US objects to French court decision to release Lebanese man
The United States objects to French court’s decision to free Lebanese national George Ibrahim Abdallah, convicted of alleged killing of American and Israeli diplomats.
A French appeal court on Thursday gave Abdallah conditional release provided that he would be deported to Lebanon.
The move, however, irked the US administration, with State Department spokeswoman Victoria Nuland saying, “We don’t think he should be released and we are continuing our consultations with the French government about it.”
Abdallah has been in French custody since 1984 over his alleged role in the 1982 killing of US military attaché Charles Ray and Israeli diplomat Yacov Barsimantov in Paris, and also, what has been described as, attempted murder of US Consul General Robert Homme in Strasbourg in 1984.

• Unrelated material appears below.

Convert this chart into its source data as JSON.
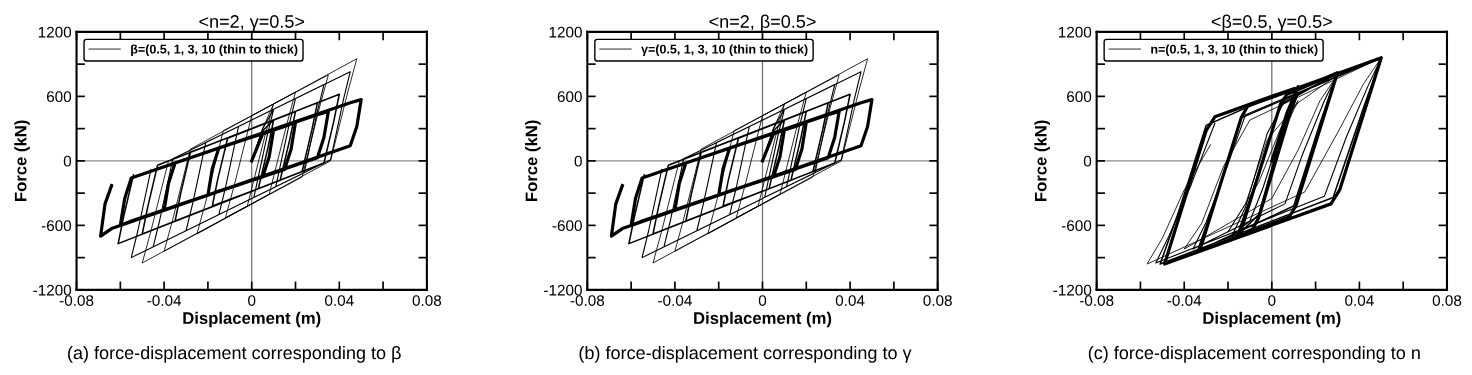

The French court sentenced the Abdallah, the former head of the Lebanese Armed Revolutionary Brigade, to life in prison in 1984.
A lower court decided to release him on parole in November. The decision led to harsh criticism from the US ambassador to France, who said that Abdallah should stay in prison until the end of his life. The prosecutors appealed the court decision.
The appeal court, however, refused prosecutors’ call that alleged Abdallah was still a threat.
Abdallah won conditional release in 2003. However, the decision was delayed on appeal.